Introduction
This article is about how to customize the look and feel of AsyncFileUpload
from Microsoft Ajax control toolkit. The source code for both VS 2010 and VS 2005 is available. A live demo is also available for you to see how it runs.
Background
Ajax control toolkit is a Microsoft open source project. Among the toolkit, there is a very useful control called “AsyncFileUpload
”. You can see Microsoft's official demo of this control here.
It's powerful but hard to customize from its built-in properties.
I successfully customized it through two approaches. You can see my live demo here.
Using the Code
After you extract the source code, you can directly open the solution file (one for VS2010, the other for VS2005 just in case).
To keep it simple, they are both edited under "web site" project not "web application". You can directly run them by clicking "run" from IDE.
NOTE: VS2010 project needs .NET 4.0 installed locally for debugging. VS2005 project needs .NET 3.5 installed locally for debugging.
Points of Interest
The basic idea of customizing AsyncFileUploader
is using mask trick:
You make the AsyncFileUploader
transparent and have a button or image looks covered AsyncFileUploader
. But actually, the AsyncFileUploader
is on top of masked button/image. So the user seems to click the masked customized button/image, but actually clicks the AsyncFileUploader
.
That's just basic idea. I implement it in two approaches.
Approach 1 is easy and quick. Basically, you make a customized button with similar size of AsyncFileUploader
. The limitation of this approach is you cannot make big button because the size of AsyncFileUploader
itself is hard to adjust (especially the height if it's even possible).
Approach 2 allows me to be proud for myself: The idea is that you cannot adjust AsyncFileUploader
size easily, but you can move it. So I move it inside of the big image button.
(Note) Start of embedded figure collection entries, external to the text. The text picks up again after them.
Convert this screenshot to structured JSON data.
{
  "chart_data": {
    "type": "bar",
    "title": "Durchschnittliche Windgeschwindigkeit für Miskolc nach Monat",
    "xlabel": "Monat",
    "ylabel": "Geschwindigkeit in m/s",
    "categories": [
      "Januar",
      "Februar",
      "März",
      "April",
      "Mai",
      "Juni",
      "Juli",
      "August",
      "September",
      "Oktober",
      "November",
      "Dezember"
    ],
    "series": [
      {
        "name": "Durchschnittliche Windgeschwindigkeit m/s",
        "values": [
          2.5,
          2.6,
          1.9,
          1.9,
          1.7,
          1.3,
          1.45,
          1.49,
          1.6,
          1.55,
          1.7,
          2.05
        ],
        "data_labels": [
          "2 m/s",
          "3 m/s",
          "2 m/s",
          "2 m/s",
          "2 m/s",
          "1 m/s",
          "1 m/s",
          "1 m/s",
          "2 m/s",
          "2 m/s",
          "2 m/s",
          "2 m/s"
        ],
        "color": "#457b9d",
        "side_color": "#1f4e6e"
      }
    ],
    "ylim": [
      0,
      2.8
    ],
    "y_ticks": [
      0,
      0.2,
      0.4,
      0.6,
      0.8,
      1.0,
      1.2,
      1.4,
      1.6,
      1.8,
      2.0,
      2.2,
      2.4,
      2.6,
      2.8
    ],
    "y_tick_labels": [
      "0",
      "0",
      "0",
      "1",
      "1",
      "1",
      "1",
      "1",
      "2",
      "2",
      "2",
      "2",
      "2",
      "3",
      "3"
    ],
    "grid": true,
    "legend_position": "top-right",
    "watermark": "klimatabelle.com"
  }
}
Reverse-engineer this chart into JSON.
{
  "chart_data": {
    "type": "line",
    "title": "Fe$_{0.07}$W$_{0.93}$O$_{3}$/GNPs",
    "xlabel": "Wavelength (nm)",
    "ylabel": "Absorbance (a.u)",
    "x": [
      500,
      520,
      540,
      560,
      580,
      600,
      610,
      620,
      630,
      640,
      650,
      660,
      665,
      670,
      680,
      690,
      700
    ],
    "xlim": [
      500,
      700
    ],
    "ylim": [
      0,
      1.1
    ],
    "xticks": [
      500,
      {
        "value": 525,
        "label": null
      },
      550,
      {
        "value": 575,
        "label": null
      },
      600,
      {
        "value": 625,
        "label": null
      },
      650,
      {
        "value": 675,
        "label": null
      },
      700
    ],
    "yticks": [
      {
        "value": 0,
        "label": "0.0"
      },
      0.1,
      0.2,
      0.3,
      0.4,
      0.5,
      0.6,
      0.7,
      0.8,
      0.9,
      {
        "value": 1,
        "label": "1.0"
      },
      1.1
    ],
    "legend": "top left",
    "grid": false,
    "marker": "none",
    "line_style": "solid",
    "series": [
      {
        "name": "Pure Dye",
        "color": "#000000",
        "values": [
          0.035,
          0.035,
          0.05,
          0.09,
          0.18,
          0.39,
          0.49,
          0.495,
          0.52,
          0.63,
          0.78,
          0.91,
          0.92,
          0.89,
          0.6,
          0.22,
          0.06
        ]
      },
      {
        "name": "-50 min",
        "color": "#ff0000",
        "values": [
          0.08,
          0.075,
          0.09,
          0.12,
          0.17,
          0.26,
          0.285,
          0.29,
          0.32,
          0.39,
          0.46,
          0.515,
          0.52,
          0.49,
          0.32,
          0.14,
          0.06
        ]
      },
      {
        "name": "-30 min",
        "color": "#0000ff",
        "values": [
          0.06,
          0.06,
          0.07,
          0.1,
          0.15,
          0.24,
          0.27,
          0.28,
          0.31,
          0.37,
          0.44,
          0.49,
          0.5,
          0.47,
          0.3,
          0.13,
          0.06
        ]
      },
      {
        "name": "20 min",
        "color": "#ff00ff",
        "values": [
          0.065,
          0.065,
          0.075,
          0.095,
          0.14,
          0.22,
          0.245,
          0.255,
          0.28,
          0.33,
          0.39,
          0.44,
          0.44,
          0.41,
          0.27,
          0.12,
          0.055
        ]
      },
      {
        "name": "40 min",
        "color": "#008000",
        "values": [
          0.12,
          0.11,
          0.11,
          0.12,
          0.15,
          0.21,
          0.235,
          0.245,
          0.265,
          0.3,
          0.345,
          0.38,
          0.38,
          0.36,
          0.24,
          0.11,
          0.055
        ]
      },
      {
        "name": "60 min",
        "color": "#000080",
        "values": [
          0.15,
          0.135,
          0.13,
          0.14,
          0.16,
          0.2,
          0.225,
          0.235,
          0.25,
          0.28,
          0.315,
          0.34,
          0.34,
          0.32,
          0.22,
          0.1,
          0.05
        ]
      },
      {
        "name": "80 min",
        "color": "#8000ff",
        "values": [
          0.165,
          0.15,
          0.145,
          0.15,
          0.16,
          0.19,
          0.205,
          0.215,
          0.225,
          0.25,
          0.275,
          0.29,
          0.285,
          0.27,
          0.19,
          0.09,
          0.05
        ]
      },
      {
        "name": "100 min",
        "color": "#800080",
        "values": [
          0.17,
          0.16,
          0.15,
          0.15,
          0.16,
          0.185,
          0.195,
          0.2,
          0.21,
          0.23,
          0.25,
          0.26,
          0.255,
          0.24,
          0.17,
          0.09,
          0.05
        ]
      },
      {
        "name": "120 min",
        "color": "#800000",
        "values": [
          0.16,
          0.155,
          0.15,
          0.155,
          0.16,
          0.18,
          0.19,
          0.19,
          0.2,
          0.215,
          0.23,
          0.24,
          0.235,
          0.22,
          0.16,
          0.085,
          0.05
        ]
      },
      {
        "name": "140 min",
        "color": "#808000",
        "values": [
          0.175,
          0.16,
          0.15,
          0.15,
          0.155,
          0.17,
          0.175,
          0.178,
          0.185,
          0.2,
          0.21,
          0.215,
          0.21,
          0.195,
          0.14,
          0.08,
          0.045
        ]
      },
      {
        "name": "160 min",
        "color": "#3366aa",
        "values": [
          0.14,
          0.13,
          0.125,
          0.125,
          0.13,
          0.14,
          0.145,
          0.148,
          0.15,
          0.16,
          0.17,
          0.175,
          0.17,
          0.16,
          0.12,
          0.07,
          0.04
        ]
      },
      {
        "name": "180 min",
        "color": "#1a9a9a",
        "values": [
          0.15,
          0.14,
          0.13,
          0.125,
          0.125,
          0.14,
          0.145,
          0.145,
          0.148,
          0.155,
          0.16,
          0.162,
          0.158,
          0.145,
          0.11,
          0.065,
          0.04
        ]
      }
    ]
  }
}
Whenever user clicks, the AsyncFileUploader
gets clicked.
To make it more clear, I have a X/Y position box to show you the mouse position when it's in the image scope. If you really want to see how the internal control is moving, you can change the transparent value of the control (it's 0 to be totally transparent, you can change it to 50 as half transparent).
Things to be Aware of
I didn’t find a good way to gracefully catch the over size uploading issue. I tried global.asax application error catching, also tried AsyncFileUpload
built-in error catching. It seems global.asax can catch the specific error, but cannot throw it gracefully. So I end up using warning UI and <httpRuntime maxRequestLength="500"/>
from web.config. It’s not perfect, but works for all major browsers.
Another thing to be aware of: The solution also works under latest IE9 RC, but you have to run it under IE8 compatible mode.
SUMMARY
All codes are tested under major browsers: IE8/IE9 RC/Firefox 3.6/Chrome 9. It's nice to have such a built-in control to work with.
Hope this is helpful in your projects as well.